New head coach aims for school swim teams

After holding school swim teams four years ago, Jen Bell hopes to bring them back for local kids

  • Wed Sep 26th, 2012 5:00pm
  • Sports

The Sooke Cohos are now known as the Sooke Island Swimming Club.

Jen Bell, former coach of the Sooke Cohos, now the Sooke Island Swimming club, has returned to take the position of head coach after a three year hiatus.

Bell, who has been coaching swimming since 1989, has plans to start up swim teams in local schools and to hold a swim meet for the league.

“It’s so important because we live around the water, we live next to the ocean and a lot of parents don’t put their kids in swim lessons or teach them how to swim,” Bell said of school swim teams.

“It’s not even a right it’s a must that you need to learn how to swim.”

Currently, Bell is in the early stages of getting school swim teams together.

So far, SEAPARC has agreed to allocate the time and space for school swim teams, but is still deliberating whether or not to host a swim meet — which would be open to School District 62.

A $6,500 grant from the District of Sooke will be used to purchase starting blocks and equipment necessary for an inter-school swim meet.

“All that money will be used to set up a legacy… so we can run these swim meets every year,” Bell said.

If the proposal for school swim teams pulls through, Bell hopes some kids will qualify for the elementary school championship in February.

Sooke has only participated in the large swim event once or twice.

“There is at Commonwealth, every February, district elementary school championships, so all the schools in Victoria compete in this and Sooke never does,” Bell said.

“It’s not fair these kids get an opportunity to do this and the kids out here don’t.”

Bell held school swim teams four years ago during her last stint as coach, and had 100 kids enrolled.

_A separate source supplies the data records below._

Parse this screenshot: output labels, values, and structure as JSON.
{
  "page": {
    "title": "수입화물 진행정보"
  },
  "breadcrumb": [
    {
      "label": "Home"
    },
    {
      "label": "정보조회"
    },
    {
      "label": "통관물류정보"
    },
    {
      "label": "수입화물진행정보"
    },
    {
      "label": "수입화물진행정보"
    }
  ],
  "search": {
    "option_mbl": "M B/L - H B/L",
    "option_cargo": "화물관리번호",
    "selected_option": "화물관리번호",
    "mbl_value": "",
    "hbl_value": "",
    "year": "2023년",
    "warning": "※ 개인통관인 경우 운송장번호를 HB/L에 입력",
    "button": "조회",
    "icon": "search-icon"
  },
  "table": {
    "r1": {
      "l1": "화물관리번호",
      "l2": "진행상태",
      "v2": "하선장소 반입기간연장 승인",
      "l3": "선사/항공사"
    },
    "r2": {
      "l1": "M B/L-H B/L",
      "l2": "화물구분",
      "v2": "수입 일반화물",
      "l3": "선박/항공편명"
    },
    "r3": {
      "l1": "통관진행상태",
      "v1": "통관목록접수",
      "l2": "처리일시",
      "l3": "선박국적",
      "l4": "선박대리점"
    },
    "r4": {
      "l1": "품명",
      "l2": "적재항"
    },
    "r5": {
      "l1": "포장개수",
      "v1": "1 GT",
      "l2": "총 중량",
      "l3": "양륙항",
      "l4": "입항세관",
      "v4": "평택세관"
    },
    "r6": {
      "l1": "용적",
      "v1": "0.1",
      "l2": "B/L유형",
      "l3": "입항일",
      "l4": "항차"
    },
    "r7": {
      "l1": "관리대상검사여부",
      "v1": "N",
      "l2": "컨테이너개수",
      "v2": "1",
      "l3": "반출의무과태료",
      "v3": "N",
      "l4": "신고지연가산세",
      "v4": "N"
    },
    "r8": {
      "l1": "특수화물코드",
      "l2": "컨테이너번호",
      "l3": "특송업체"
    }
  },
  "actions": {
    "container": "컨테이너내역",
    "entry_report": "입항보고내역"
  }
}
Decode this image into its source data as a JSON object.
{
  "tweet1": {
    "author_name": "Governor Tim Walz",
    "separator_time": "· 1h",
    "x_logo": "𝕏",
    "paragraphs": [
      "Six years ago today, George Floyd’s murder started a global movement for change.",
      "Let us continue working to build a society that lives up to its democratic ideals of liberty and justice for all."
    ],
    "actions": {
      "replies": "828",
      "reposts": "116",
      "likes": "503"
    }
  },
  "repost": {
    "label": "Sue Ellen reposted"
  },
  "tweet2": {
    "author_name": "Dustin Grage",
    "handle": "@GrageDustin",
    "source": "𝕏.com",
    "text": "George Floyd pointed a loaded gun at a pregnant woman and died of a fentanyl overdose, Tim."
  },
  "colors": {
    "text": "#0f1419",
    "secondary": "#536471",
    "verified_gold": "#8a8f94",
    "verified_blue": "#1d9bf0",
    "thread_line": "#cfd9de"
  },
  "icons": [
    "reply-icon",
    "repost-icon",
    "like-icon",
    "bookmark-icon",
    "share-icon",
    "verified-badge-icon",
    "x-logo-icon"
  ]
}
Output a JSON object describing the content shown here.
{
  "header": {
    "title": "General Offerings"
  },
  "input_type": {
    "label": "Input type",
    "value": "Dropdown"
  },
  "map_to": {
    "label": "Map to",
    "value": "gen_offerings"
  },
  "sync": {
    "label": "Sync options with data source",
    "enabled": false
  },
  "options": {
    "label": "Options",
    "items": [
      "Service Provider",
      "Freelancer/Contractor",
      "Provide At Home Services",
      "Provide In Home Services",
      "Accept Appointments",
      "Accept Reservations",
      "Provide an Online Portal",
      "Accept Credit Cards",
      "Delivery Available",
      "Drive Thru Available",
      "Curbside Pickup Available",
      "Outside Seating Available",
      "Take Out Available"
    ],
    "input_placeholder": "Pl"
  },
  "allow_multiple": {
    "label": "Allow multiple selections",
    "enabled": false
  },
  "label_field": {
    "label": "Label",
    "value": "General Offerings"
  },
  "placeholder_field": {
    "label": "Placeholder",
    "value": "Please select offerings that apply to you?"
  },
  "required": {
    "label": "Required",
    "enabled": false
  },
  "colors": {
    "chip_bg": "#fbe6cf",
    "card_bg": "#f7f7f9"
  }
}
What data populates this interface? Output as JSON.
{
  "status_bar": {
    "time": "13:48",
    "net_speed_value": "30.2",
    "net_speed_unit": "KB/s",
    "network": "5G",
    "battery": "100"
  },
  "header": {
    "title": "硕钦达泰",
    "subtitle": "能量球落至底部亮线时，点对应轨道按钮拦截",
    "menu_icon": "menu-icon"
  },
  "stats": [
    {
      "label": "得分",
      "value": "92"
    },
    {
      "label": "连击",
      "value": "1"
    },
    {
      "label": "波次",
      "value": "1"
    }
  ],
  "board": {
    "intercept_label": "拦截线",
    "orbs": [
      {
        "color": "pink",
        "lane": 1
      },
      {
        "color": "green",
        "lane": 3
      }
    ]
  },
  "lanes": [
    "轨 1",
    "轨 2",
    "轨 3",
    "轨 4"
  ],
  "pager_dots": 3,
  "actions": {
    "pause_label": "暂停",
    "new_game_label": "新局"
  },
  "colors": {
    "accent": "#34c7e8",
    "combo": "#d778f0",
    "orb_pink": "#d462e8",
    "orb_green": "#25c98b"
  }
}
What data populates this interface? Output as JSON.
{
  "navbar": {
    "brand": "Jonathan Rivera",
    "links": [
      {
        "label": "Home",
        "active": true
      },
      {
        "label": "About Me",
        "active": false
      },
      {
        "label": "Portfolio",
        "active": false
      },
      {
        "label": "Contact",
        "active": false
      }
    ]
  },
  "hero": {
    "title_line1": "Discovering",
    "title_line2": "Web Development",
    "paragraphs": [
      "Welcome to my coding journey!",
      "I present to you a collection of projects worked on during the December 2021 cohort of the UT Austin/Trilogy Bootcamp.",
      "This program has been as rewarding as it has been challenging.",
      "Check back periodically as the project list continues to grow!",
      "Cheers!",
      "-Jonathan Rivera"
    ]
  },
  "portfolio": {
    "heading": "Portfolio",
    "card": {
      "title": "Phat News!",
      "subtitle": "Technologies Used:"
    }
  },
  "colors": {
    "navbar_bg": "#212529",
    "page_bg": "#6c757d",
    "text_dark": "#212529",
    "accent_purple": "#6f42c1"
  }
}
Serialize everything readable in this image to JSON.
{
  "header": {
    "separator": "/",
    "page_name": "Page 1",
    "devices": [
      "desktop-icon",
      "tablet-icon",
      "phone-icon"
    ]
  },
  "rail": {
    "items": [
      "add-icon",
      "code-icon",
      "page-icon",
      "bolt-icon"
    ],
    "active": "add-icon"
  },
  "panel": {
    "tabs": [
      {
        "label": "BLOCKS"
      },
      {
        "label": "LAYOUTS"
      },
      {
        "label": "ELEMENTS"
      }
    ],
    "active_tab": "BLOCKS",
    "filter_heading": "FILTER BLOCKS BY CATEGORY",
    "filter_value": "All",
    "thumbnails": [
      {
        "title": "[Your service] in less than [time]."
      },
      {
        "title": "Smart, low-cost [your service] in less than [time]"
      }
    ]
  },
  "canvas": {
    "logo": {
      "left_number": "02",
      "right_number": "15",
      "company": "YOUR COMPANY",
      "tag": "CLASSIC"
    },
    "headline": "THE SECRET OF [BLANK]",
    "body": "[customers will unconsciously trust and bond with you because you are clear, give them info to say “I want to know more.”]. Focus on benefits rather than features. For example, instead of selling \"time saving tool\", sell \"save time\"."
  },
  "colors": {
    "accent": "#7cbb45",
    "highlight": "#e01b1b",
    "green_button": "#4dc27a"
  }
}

According to Bell, the school swim teams will run over a 10-week  period, starting in November. The kids will pay a fee, and each swim team will represent their respective school.

In comparison to the Sooke Island Swimming club, the school teams will be focused on learning basic swim strokes like front crawl, back crawl and dolphin kick rather than competitive swimming manoeuvres.

Bell said kids must be able to at least glide in the water to be eligible for the school swim teams.

In the more competitive sector, 32 swimmers with the Sooke Island Swimming club hit the pool on Sept. 9. Bell hopes to gather 50 kids in total.

As head coach, Bell does it all, from marketing to monitoring beginner swimmers to training kids for the provincial level.

“I’m excited to be back and I’m hoping that I can get more people in the community to learn how to swim,” Bell said.